Tuesday, October 2, 2007

In My Defense

I continually have to defend my decision to never watch Peter Jackson's Lord of the Rings adaptations. People, I will never watch them. Stop looking at me incredulously and trying to convince me otherwise. When they were in preproduction, I watched the casting and hoped for the best, but at the same time I didn't want to see the movies because I didn't want Hollywood's images competing with the superior images I have in my head when I read my favorite trilogy. For those of you who think the on-screen version does justice to or surpasses your mental images, then for you I am sorry. I have seen enough clips to know. I wish I could invite you to hang out inside my brain while I'm reading them.

The second part of my argument is the one you hear me harp about all the time: Literature offers a different artistic medium than film, and Tolkien's is perfect as it is. It's too rich to translate. It offends me deeply when Hollywood thinks it can cut out all the history, linguistics, and poetry; delete or change parts of the plot; and manipulate characters, and somehow improve upon LOTR. Sometimes Hollywood gets it right, but this isn't one of those cases.

Anyhoo, I underwent that debate. Ickie and Jackamo, among other committed LOTR fans, saw The Fellowship of the Ring and brought back fairly positive reports with some reservations. Then they both came back with angry, disappointed reports about the 2nd movie. Ickie said the 3rd movie was the worst--ultimately boring for him; Jackie didn't even bother to see it in the theater. I trust these folks more than movie critics, and I feel utterly vindicated regarding my decision not to see them. Others (Hambone, my dad) also saw the movies and ultimately agreed I had made the right decision not to see them, at least for someone who is as voracious a fan as I.

Besides the reactions of my friends and family members, I remember being amused when the third movie came out and a critic (I can't recall who) described Elijah Wood (playing Frodo) as a "spoiled princess in a curly wig" and "a turd in the middle of a beautiful angel food cake." Tonight I read another excellent summation of the movies in an article listing several movies nominated for Oscars which should have won over those that did.

"The Return of the King skated right over [the deep places of the soul], trading the spare, almost tender, way that Tolkien crafted his characters for a slick, overly produced, ham-fisted drama that’s about as subtle as being struck in the back of the head by an actual copy of The Lord of the Rings."

Hear that, naysayers? "Ham-fisted." I rest my case.

Also, I think there could be a subtle allusion to this fight scene in The Bourne Ultimatum in there (a film series that greatly improves upon its source).

P.S. I did see the first Narnia movie two years ago, and it too was a disappointment.
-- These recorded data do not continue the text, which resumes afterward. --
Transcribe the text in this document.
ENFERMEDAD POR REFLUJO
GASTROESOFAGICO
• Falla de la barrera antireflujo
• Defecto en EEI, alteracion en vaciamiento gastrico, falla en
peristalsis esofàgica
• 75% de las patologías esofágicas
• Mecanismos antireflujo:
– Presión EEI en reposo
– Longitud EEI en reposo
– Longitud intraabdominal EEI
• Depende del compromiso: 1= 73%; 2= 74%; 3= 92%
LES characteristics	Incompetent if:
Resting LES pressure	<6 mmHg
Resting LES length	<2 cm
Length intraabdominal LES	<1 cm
Aslan wasn't even close to big enough. I had none of the magical tingles I get when I read those books (especially when I read them for the first time in elementary school).


Josh said...

I wholeheartedly agree with your position (even without needing the professional critics to add ammo) that the LOTR movies cannot match the LOTR books, as well as your general belief that movies cannot do justice to the books on which they're based. However, for me, that does not translate into my not enjoying those movies, but rather into my not expecting the same thing of those movies. I watch the movie adaptations as a completely different entertainment animal. To compare the entertainment value of a book & a movie is to compare the nutritional value of a spinach salad (with feta, walnuts & a creamy vinagrette dressin) to a classic Big Mac. Both fill their prospective niche but not at the same value & not in direct competition/comparison with one another. Now, whether you ever indulge in both a bacon double cheeseburger when you love BLT sandwiches is your call. You know what you like & what's worth your time/effort. But when I want a quick Hollywood entertainment (which I often do, since I'm pretty good at being lazy & often enjoy doing something productive at the same time, not possible with reading a good book) then the LOTR & Narnia movies were pretty darn good, I think.

hayumbone said...

What -- are you being harassed again?

Reading the critic's comments about Elijah Wood made me laugh. However, he wasn't the problem for me -- it was Viggo Mortensen and his portrayal of Aragorn. But you know all this already -- ad nauseum, ad infinitum.